Notice in the article how rsc mentions the three mouse buttons more than once? The missing buttons on the Mac are a big reason Acme SAC doesn't fly for me, no matter how much I'd like it to.

I think it would be really great on a Mac, but would need some tweaking to get there.

1) There still are real 3-button mice for sale: HP DY651A goes for $12. It's a very nice USB optical mouse with 3 buttons and no scroll wheel. Perfect for Acme. If you insist on using a flawed one button apple mouse, you only have yourself to blame.

2) If you're on a Mac, you can run the plan9port version of Acme, no need for Acme-SAC.

I'm on a laptop, and just don't bother with a mouse.
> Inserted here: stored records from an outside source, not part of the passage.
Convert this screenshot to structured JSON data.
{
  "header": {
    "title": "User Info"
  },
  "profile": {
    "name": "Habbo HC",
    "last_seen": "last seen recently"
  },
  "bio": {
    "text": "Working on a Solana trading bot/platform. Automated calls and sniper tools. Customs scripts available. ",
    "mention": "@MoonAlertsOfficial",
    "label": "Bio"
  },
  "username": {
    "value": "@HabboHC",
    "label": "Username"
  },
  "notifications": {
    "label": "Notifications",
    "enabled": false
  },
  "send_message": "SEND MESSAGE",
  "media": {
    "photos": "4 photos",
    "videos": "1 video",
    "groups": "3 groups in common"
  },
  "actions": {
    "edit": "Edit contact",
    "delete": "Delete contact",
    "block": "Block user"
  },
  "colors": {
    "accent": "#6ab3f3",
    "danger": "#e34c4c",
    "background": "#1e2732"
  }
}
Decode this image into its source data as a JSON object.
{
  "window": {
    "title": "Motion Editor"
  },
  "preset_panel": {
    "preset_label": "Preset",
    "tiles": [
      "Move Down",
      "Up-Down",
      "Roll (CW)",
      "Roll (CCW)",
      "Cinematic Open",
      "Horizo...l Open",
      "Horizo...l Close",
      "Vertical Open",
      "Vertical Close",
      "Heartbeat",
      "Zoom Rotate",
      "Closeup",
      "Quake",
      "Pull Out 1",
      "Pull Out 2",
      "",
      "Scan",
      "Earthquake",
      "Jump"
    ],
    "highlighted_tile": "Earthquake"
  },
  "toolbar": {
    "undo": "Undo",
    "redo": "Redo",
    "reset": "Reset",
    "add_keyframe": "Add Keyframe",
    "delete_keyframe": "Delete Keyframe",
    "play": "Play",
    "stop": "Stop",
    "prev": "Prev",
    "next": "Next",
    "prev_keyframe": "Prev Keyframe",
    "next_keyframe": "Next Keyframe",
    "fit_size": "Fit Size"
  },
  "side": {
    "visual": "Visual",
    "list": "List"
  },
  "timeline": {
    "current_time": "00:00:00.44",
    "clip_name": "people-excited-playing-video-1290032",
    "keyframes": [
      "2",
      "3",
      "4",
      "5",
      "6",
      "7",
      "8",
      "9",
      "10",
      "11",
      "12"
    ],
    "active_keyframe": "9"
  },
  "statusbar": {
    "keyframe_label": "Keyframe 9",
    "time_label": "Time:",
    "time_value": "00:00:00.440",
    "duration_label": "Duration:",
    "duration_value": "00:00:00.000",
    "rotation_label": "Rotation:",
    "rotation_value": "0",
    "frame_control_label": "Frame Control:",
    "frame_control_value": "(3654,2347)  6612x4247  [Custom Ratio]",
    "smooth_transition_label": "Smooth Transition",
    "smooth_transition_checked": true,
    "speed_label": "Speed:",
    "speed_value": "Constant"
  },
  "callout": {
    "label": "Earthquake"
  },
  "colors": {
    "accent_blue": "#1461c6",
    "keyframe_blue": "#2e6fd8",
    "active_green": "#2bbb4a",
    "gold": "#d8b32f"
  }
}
Some of the tweaking I mentioned would be to deemphasize the mouse and focus on the usual trackpad 2,3,4 finger actions instead. Just for Acme SAC though.
windows acme-sac is my day to day programming environment. the host file system is available at /n/C and /n/D (/n/local on linux and os x).
Thank you, that works. I felt like an idiot for not being able to figure out how to actually navigate to my filesystem.